Endothelial deletion of Ino80 disrupts coronary angiogenesis and causes congenital heart disease. Nature communications Rhee, S., Chung, J. I., King, D. A., D'amato, G., Paik, D. T., Duan, A., Chang, A., Nagelberg, D., Sharma, B., Jeong, Y., Diehn, M., Wu, J. C., Morrison, A. J., Red-Horse, K. 2018; 9 (1): 368

Abstract

During development, the formation of a mature, well-functioning heart requires transformation of the ventricular wall from a loose trabecular network into a dense compact myocardium at mid-gestation. Failure to compact is associated in humans with congenital diseases such as left ventricular non-compaction (LVNC). The mechanisms regulating myocardial compaction are however still poorly understood.

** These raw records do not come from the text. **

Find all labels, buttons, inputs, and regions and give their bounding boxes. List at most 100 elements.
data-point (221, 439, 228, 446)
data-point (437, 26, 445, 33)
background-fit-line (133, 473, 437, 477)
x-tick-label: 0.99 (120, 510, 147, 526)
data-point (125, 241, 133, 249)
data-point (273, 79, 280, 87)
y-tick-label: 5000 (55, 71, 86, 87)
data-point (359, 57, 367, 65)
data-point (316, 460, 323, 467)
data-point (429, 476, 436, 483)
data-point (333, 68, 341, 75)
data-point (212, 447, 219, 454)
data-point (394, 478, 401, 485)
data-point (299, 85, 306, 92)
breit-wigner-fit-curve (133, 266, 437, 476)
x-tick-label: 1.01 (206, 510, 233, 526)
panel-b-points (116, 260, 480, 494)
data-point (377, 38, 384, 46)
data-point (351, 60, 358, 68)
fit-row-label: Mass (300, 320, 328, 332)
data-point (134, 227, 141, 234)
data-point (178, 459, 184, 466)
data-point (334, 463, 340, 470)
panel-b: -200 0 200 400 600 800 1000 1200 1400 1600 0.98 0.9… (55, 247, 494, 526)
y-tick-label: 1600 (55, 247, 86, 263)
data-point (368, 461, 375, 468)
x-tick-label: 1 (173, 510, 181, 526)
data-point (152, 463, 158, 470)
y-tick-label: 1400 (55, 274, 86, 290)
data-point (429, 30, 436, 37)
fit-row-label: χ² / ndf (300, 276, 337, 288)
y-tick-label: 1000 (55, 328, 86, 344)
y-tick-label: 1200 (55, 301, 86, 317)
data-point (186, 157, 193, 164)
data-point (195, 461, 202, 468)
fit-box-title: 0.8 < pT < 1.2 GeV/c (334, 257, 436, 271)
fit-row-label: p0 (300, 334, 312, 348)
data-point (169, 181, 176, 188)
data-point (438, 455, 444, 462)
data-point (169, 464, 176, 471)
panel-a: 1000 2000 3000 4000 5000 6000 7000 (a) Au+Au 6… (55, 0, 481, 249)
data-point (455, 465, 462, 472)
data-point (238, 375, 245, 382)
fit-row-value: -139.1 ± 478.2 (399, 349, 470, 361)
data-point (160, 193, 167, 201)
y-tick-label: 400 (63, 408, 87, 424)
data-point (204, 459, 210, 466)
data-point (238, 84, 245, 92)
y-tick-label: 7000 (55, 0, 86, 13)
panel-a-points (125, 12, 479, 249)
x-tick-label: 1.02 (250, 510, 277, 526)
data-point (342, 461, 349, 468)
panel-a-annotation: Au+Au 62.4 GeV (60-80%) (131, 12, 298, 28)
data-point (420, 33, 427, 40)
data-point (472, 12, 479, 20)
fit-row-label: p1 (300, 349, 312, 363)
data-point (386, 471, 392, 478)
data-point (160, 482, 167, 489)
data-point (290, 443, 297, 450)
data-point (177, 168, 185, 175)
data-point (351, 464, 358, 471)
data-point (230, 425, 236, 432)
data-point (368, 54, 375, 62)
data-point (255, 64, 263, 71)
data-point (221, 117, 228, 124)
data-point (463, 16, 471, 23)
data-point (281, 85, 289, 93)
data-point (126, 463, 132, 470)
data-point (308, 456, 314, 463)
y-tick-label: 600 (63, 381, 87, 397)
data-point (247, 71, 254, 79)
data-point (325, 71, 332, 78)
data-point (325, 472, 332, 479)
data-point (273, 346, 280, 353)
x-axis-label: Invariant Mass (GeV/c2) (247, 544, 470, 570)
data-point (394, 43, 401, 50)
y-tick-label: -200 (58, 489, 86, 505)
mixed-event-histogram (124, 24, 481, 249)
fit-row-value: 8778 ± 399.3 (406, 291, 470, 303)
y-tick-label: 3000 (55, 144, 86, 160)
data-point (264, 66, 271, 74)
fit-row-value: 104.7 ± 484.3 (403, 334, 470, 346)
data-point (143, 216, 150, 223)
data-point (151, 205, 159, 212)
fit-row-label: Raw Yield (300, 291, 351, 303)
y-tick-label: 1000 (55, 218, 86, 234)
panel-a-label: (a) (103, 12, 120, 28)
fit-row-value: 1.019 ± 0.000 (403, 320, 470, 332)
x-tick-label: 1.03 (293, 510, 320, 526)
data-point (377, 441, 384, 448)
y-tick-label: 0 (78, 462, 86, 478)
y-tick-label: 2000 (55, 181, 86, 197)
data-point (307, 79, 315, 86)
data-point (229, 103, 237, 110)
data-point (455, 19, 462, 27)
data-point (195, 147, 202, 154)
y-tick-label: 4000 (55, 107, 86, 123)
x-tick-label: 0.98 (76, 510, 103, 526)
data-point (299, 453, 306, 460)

Here, we show that deletion of the Ino80 chromatin remodeler in vascular endothelial cells prevents ventricular compaction in the developing mouse heart. This correlates with defective coronary vascularization, and specific deletion of Ino80 in the two major coronary progenitor tissues-sinus venosus and endocardium-causes intermediate phenotypes. In vitro, endothelial cells promote myocardial expansion independently of blood flow in an Ino80-dependent manner. Ino80 deletion increases the expression of E2F-activated genes and endothelial cell S-phase occupancy. Thus, Ino80 is essential for coronary angiogenesis and allows coronary vessels to support proper compaction of the heart wall.